The Virginia Museum of Fine Arts has returned 41 ancient polychrome terracotta relief fragments to Turkey after an investigation by the Manhattan District Attorney’s Office.

Manhattan District Attorney Alvin Bragg, who announced the return of the reliefs last Wednesday, called it an “exceptional group” of plaques and said they were looted from a 2,500-year-old Phrygian temple near Düver, in southwestern Turkey.

While Bragg’s office described the return as “an impressive collaboration,” public statements from prosecutors and the museum outlined seemingly different sequences that led to the restitution.

The two accounts are not necessarily contradictory but may describe different triggers for the repatriation. Prosecutors emphasized the museum’s proactive outreach, crediting VMFA with contacting investigators after a similar repatriation in 2022. VMFA, by contrast, pointed to the formal legal process, saying it acted after receiving a restitution claim and reviewing evidence presented last month.

Bragg’s office said its Antiquities Trafficking Unit previously seized and repatriated a plaque stolen from Düver in 2022. His office said that VMFA chief curator Michael Taylor contacted the ATU after that repatriation and other actions by Manhattan prosecutors identifying potentially looted objects in the museum’s collection.

“The continuing investigation proved these terracotta plaques had been looted, and VMFA immediately and voluntarily surrendered them to this office for repatriation,” the Manhattan District Attorney’s Office said.

The VMFA, however, in its statement last week said the repatriation came about after it received a restitution claim for the reliefs from the ATU on November 3.

The museum said its curatorial and provenance research staff then “fully complied” with the request to supply all documents and photographs related to the purchase.

Those documents included sales receipts, invoices and bills of sale from when the museum bought 34 of the relief fragments from Summa Galleries in Beverly Hills, California, in 1978. It was gifted another six that same year by Chicago-based antiquities dealer Harlan J. Berk.

Summa Galleries then gave another relief to the VMFA in 1979, resulting in 41 relief fragments being added to the museum’s collection, the museum said.

The records sought by Manhattan prosecutors also included shipping and storage records, import and export documents, consignment agreements, appraisal documentation, provenance research and documentation, as well as catalogues, brochures and marketing materials and all correspondence related to the reliefs.

The museum said that Matthew Bogdanos, the head of the Antiquities Trafficking Unit, then met with museum officials on November 17.

During that meeting, Bogdanos “presented clear, compelling and irrefutable evidence that the works under investigation were stolen or looted,” according to the museum.

“The Virginia Museum of Fine Arts takes seriously and responds to all restitution claims for works in our collection,” VMFA director Alex Nyerges said in a statement.

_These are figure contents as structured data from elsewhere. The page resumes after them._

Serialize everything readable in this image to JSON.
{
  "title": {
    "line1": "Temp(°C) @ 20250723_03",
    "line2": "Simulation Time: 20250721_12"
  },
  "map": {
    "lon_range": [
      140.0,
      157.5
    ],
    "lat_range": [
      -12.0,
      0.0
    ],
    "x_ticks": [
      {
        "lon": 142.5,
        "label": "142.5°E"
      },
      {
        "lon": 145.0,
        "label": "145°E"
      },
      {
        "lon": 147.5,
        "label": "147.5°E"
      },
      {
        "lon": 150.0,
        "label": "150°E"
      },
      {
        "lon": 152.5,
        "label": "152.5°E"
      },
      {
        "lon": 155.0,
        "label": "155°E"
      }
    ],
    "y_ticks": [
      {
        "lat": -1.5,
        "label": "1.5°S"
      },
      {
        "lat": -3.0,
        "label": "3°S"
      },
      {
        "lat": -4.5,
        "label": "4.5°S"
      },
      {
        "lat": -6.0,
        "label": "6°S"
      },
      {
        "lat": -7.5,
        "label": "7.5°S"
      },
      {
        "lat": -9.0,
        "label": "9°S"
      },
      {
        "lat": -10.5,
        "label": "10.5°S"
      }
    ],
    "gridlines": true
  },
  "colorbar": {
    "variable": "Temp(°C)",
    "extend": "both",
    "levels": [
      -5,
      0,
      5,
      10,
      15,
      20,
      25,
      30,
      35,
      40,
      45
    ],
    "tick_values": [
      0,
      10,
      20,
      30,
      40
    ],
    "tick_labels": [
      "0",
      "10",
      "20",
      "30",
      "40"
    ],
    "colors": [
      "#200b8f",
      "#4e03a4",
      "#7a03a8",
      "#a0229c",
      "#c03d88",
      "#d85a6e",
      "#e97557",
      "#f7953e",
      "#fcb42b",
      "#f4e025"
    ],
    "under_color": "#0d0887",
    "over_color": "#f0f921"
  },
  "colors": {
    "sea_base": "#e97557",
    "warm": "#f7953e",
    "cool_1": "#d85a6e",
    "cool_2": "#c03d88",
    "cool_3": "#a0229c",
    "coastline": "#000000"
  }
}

“Based on the evidence shown to VMFA, we are convinced that we do not have clear title for these reliefs. We are therefore happy to be working with the Antiquities Trafficking Unit of the Manhattan District Attorney’s Office to return all of the polychrome terracotta fragments in question to Turkey.”

The museum said that the investigation revealed that the reliefs, collectively valued at around $400,000, were illegally excavated and looted from the Phrygian temple between 1962 and 1968, and were then illicitly exported and sold on the international art market.

“Stolen or looted art has no place in our collection,” Taylor said in a statement. “We are therefore delighted to return these works and thank Col. Bogdanos and his team of investigators for alerting VMFA to the presence of these illegally excavated works in our ancient art holdings.”

The case adds to a growing list of international antiquities trafficking investigations tracked by Urgent Matter, including recent enforcement actions in Italy and Bulgaria.

Last month, a major criminal network trafficking looted cultural artifacts was busted by Bulgarian authorities with support from Europol, leading to the arrest of 35 suspects.

And Italian authorities launched helicopter-backed raids before dawn Friday, swooping down on suspected tomb raiders, traffickers and middlemen—some with alleged mafia ties—accused of grave robbing ancient artifacts and funneling them into the international black market.